Mystery Monday: Todd Downing
Always on the lookout for mystery writers from the Golden Age of Detective Fiction, I have stumbled on yet another relatively unknown author. Part Choctow Native American, George Todd Downing was born in Atoka, Oklahoma in 1902. Able to speak five languages, he received his bachelor’s and master’s degrees from the University of Oklahoma before securing a position there as a Spanish professor. Working as a tour guide in Mexico during the summers of the 1920s and 1930s, Downing then wrote book reviews for the Daily Oklahoman from 1930 to 1937.
His ten mystery novels were published between 1933 and 1941. Written after a local act of violence threatened to sever diplomatic ties between the US and Mexico, the first of his eight books that were set in Mexico, Murder on Tour, sold well enough for him to quit his teaching job. As with many authors, it was his second book that brought him greater acclaim.
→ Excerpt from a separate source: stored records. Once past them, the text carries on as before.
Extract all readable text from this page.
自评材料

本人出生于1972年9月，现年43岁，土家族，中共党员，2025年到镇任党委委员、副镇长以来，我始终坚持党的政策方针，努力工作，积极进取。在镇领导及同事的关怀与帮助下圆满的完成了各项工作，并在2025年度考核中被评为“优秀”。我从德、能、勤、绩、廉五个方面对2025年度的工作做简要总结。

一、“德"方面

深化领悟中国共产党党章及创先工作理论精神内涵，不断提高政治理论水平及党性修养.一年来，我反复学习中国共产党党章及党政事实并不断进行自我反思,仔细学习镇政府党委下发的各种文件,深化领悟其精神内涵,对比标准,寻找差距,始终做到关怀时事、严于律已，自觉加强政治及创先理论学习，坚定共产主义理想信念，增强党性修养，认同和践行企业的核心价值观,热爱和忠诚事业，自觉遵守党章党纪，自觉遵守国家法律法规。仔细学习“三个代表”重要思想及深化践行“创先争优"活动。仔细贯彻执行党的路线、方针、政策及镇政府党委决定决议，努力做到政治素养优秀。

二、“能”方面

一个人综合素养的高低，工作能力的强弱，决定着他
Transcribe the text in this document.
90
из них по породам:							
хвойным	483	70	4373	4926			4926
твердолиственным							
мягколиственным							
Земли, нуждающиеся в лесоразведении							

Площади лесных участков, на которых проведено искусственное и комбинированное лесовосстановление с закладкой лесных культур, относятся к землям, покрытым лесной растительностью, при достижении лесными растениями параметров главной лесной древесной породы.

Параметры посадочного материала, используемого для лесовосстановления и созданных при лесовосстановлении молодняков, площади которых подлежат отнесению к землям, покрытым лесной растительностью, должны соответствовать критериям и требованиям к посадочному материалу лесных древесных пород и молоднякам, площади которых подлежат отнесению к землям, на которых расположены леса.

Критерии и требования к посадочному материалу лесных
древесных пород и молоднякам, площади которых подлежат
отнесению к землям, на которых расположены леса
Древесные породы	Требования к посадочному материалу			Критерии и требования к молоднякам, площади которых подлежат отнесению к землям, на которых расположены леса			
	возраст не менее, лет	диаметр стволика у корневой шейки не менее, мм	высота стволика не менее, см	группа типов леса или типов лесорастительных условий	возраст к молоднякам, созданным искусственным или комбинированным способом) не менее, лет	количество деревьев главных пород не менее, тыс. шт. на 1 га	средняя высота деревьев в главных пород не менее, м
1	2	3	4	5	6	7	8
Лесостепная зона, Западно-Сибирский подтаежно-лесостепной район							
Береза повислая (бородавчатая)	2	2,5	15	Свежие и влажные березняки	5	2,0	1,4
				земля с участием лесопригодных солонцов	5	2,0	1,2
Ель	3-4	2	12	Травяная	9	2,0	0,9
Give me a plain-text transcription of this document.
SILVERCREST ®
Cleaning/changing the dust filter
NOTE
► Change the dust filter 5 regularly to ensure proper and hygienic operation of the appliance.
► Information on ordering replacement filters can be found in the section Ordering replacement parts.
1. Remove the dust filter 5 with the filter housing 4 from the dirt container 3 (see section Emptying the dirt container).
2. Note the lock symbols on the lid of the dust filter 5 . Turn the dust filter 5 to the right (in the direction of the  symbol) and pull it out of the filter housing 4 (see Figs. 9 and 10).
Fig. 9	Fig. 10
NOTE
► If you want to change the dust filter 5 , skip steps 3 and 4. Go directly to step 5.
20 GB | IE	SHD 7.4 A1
Published by Doubleday’s Crime Club, The Cat Screams received high praise from them: “Only in exceptional instances is the first book of a new writer on the Crime Club list made a Crime Club Book of the Month. Here is the exception. The author, as a creator of atmosphere, suspense, and horror, is reminiscent of Mignon G. Eberhart. His plot, though exotic, is plausible and logical, and stylistically he is far superior to the average mystery writer.” High praise indeed.
The Cat Screams was published in England, and also translated in Italian. In 1942 it was adapted into a Broadway play, but closed after only seven shows. Downing did well with his mystery fiction, but published his last book at the age of 39. He moved back to the family home in Atoka and taught French and Spanish at Atoka High School. Never marrying, he died in 1974.